# Stub Turnout on a Curve



## railgeek (Jan 15, 2008)

*Talk about challenges :;*

*While working on Carl Bajema's huge basement layout, we notices that there was room on the backside of one section for an additional siding. Problem #1, the siding would have to be accessed utilizing a turnout on a curve, an not enough room for a # 5 turnout (straight section runs track right into the wall). Solution - Stubbie with a Curve.*

*I've stub turnouts for yards, etc. in smaller scales, however, nothing that would require a "Stubbie" in a curve.*

*Needless to say, got out the dremel, began sectioning pieces of the curve (do not want to decrease the current 4 foot radius curve).*

*Below is the beginning of the "Stubbie". By-the-way, before anyone asks, all appendages are intact.
*










*I've completed most of the turnout and it is in operation (needs switch motor and throw rods assembled).*
*With the utilization of a stubbie, I was able to create a 4.5 foot radius outside curve that mates up to the siding. 
I'll have more photos posted by Wednesday. 
Thx, 
Marc

*


----------



## pdk (Jan 2, 2008)

Maybe your final photo will explain, but how is what you've done any different than a regular stub switch but with the turnout curve on the mainline and the straight rails diverging and heading to the siding? As shown (coincidentally) in my avatar picture to the left.


----------



## railgeek (Jan 15, 2008)

More work on the the "Stubbie", What makes the project a little more difficult than your normal straight stubbie, is the angle of the stub and to the lead rails through the points. Everything has to be cut at an angle to work properly. Also, on this one, there is a dual curve coming out of the divergence, due to the limited space available. 

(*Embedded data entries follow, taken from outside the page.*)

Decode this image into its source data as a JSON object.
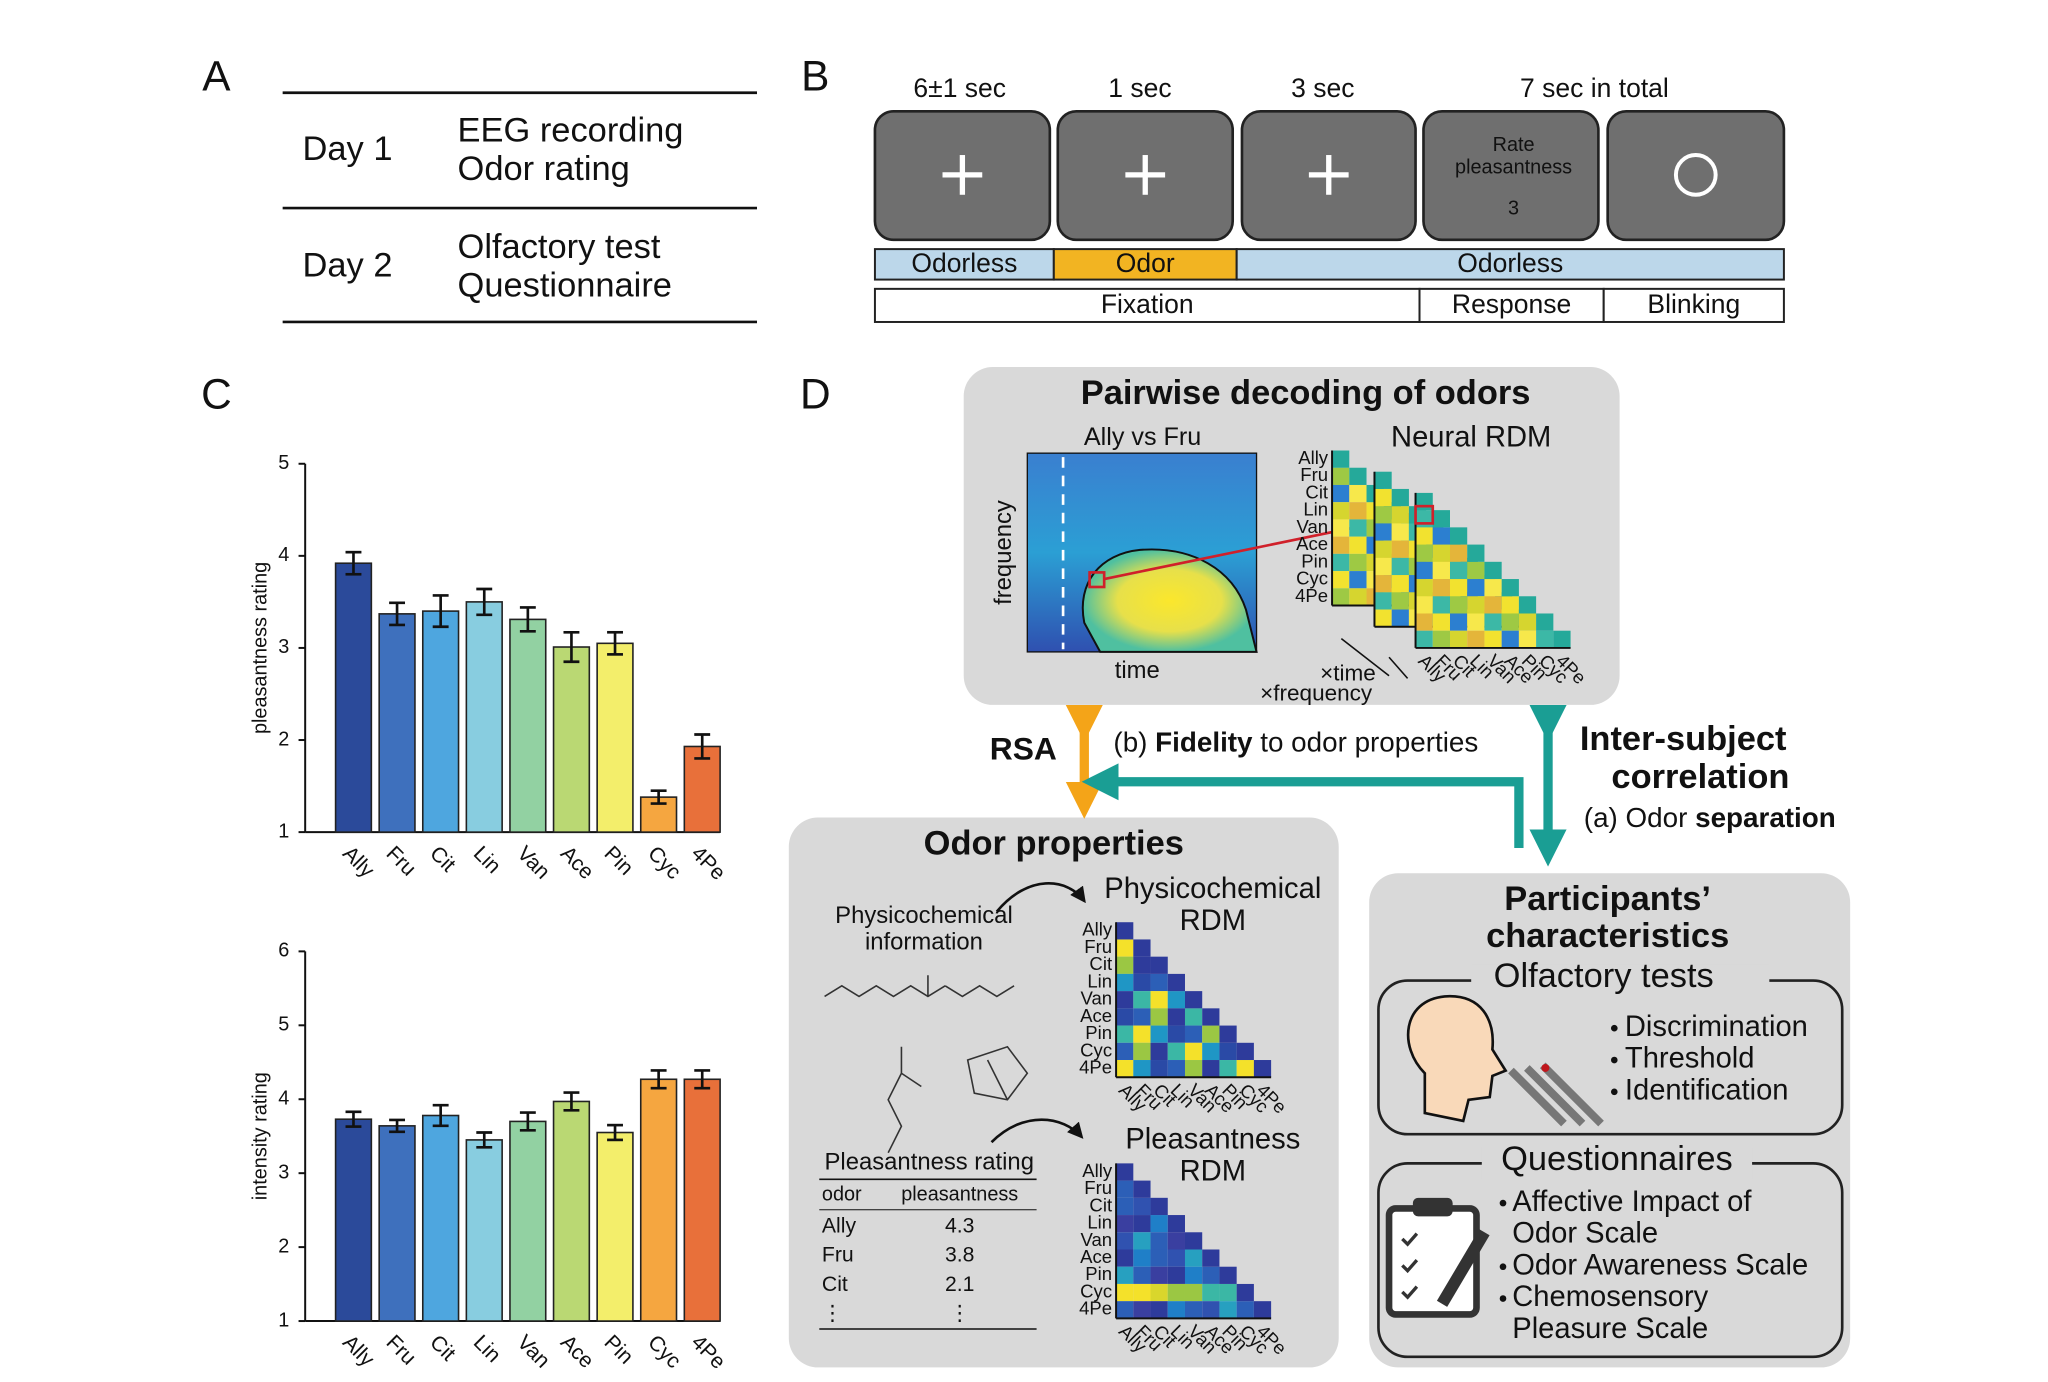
{
  "panel_labels": [
    "A",
    "B",
    "C",
    "D"
  ],
  "panel_a": {
    "rows": [
      {
        "day": "Day 1",
        "items": [
          "EEG recording",
          "Odor rating"
        ]
      },
      {
        "day": "Day 2",
        "items": [
          "Olfactory test",
          "Questionnaire"
        ]
      }
    ]
  },
  "panel_b": {
    "durations": [
      "6±1 sec",
      "1 sec",
      "3 sec",
      "7 sec in total"
    ],
    "rate_prompt": [
      "Rate",
      "pleasantness"
    ],
    "rate_value": 3,
    "odor_phases": [
      "Odorless",
      "Odor",
      "Odorless"
    ],
    "task_phases": [
      "Fixation",
      "Response",
      "Blinking"
    ]
  },
  "chart_data": [
    {
      "type": "bar",
      "y_label": "pleasantness rating",
      "categories": [
        "Ally",
        "Fru",
        "Cit",
        "Lin",
        "Van",
        "Ace",
        "Pin",
        "Cyc",
        "4Pe"
      ],
      "values": [
        3.92,
        3.37,
        3.4,
        3.5,
        3.31,
        3.01,
        3.05,
        1.38,
        1.93
      ],
      "errors": [
        0.12,
        0.12,
        0.17,
        0.14,
        0.13,
        0.16,
        0.12,
        0.07,
        0.13
      ],
      "colors": [
        "#2b4a9a",
        "#3e70bd",
        "#4ea6df",
        "#88cde0",
        "#92d1a2",
        "#bad873",
        "#f3ee6b",
        "#f5a640",
        "#e8703a"
      ],
      "ylim": [
        1,
        5
      ],
      "yticks": [
        1,
        2,
        3,
        4,
        5
      ]
    },
    {
      "type": "bar",
      "y_label": "intensity rating",
      "categories": [
        "Ally",
        "Fru",
        "Cit",
        "Lin",
        "Van",
        "Ace",
        "Pin",
        "Cyc",
        "4Pe"
      ],
      "values": [
        3.73,
        3.64,
        3.78,
        3.45,
        3.7,
        3.97,
        3.55,
        4.27,
        4.27
      ],
      "errors": [
        0.1,
        0.08,
        0.14,
        0.1,
        0.12,
        0.12,
        0.1,
        0.12,
        0.12
      ],
      "colors": [
        "#2b4a9a",
        "#3e70bd",
        "#4ea6df",
        "#88cde0",
        "#92d1a2",
        "#bad873",
        "#f3ee6b",
        "#f5a640",
        "#e8703a"
      ],
      "ylim": [
        1,
        6
      ],
      "yticks": [
        1,
        2,
        3,
        4,
        5,
        6
      ]
    }
  ],
  "panel_d": {
    "decoding_title": "Pairwise decoding of odors",
    "pair_label": "Ally vs Fru",
    "freq_label": "frequency",
    "time_label": "time",
    "neural_rdm": "Neural RDM",
    "stack_labels": [
      "×time",
      "×frequency"
    ],
    "odors": [
      "Ally",
      "Fru",
      "Cit",
      "Lin",
      "Van",
      "Ace",
      "Pin",
      "Cyc",
      "4Pe"
    ],
    "rsa": "RSA",
    "fidelity": [
      "(b)",
      "Fidelity",
      "to odor properties"
    ],
    "isc": [
      "Inter-subject",
      "correlation"
    ],
    "separation": [
      "(a) Odor",
      "separation"
    ],
    "properties_title": "Odor properties",
    "physchem_info": [
      "Physicochemical",
      "information"
    ],
    "physchem_rdm": [
      "Physicochemical",
      "RDM"
    ],
    "pleasantness_rdm": [
      "Pleasantness",
      "RDM"
    ],
    "rating_title": "Pleasantness rating",
    "rating_header": [
      "odor",
      "pleasantness"
    ],
    "rating_rows": [
      [
        "Ally",
        4.3
      ],
      [
        "Fru",
        3.8
      ],
      [
        "Cit",
        2.1
      ],
      [
        "⋮",
        "⋮"
      ]
    ],
    "participants_title": [
      "Participants’",
      "characteristics"
    ],
    "olfactory_title": "Olfactory tests",
    "olfactory_items": [
      "Discrimination",
      "Threshold",
      "Identification"
    ],
    "questionnaire_title": "Questionnaires",
    "questionnaire_items": [
      [
        "Affective Impact of",
        "Odor Scale"
      ],
      [
        "Odor Awareness Scale"
      ],
      [
        "Chemosensory",
        "Pleasure Scale"
      ]
    ]
  }
}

Draw bar is 1/8 inch ABS plastic between the rails and 1/8 inch diameter brass tubing with both ends flattened. The ABS concept will be used throughout the divergence section to keep rail in gauge. The ABS pivots as the divergence rails are thrown. I'm able to utilize some of the pre-drilled tie retainer holes (arisocraft track), other holes have to be tapped and threaded (256). Several types of electrical switch machines are being tested. With the rail being 332, it takes quite a burst to move the rails. I'm going to try a screw type motor or build a capacitive discharge unit (need to build anyway). Hopefully, either will work. 
Attached are the latest photos.


----------



## Stan Cedarleaf (Jan 2, 2008)

Aha..... So you are stuck in Carl's basement... 

Great job on the stub switch. Sure makes it easier and saves a whole bunch of space.


----------